Recently, a fairly well-known mommy blogger wrote a heartfelt post about the conflict she felt when encountering at-home parents on her lunch breaks from work. She honestly confessed that she feels torn between wanting so desperately to be with her little ones and yet wanting so desperately to enjoy her fabulous, upscale career. The women who jumped up and raised their fists in unison no doubt feel exactly as she does. And I feel for them, I really do. And because that was THEIR space and THEIR rallying war-cry, I didn't feel it was appropriate to write my comment on her post.
I just want to say, it's ok to say that you like being a stay-at-home mom. It's ok to not jump on the bandwagon and nod your head and say "Hear! Hear, mah sistah!" when another mom talks about how haaaard it is to be at home and how much she misses her "sense of self" that she felt when she was "working." It's OKAY to not agree to being soooo looooonely or soooo unfulfilled or soooo dissatisfied with where your life is at! It's ok to say "You know what? I actually like being home. I actually do feel acknowledged and appreciated (most of the time). Despite the hardships that my job of being a SAHM (who homeschools!) creates, I completely understand that the hardships of being a mom with a job outside of the home are not the lifestyle I wish to live."
Guess what else?
It's ok to say the exact opposite. It's ok to not have to JUSTIFY why you work. It's ok to say that you adore your job and don't fret over your kids when you're at work. It's ok to feel secure about the care they receive from your spouse, relative or other daycare provider. It's ok to acknowledge that you LOVE being a working-out-of-the-home mom.

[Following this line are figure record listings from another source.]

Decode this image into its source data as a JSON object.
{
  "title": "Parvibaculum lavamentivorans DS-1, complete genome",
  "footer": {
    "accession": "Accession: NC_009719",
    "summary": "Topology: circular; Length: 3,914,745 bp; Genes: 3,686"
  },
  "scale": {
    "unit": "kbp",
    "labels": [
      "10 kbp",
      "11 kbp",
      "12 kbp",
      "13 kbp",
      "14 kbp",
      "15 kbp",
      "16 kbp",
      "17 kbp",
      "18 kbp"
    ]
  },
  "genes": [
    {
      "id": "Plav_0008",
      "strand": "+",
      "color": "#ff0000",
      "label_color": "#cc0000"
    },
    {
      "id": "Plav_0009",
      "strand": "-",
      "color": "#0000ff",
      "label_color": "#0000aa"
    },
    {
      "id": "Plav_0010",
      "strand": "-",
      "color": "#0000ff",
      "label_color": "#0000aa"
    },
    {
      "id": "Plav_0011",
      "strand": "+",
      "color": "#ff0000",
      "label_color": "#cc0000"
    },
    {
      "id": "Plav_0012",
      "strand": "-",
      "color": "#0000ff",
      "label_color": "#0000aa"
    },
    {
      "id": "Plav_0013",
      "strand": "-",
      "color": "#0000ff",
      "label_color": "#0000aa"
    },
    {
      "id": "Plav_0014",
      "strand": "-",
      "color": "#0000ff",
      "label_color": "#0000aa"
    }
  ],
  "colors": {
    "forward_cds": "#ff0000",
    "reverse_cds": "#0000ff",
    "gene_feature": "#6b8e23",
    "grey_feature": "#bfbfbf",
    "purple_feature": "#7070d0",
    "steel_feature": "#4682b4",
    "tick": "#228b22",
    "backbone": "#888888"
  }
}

It's ok to be satisfied with what you have.
I've done the "working mom" thing. Honestly? For me? It sucked. Every damn minute I was working sucked. I loathe the idea of ever having to re-enter the workplace while my kids are still within our home. But I can also understand how you could hate being a SAHM. I get it. However, for me? I am NOT JEALOUS. I might envy your material possessions a bit, but I don't take for granted what I have as an at-home mother. Not one single minute.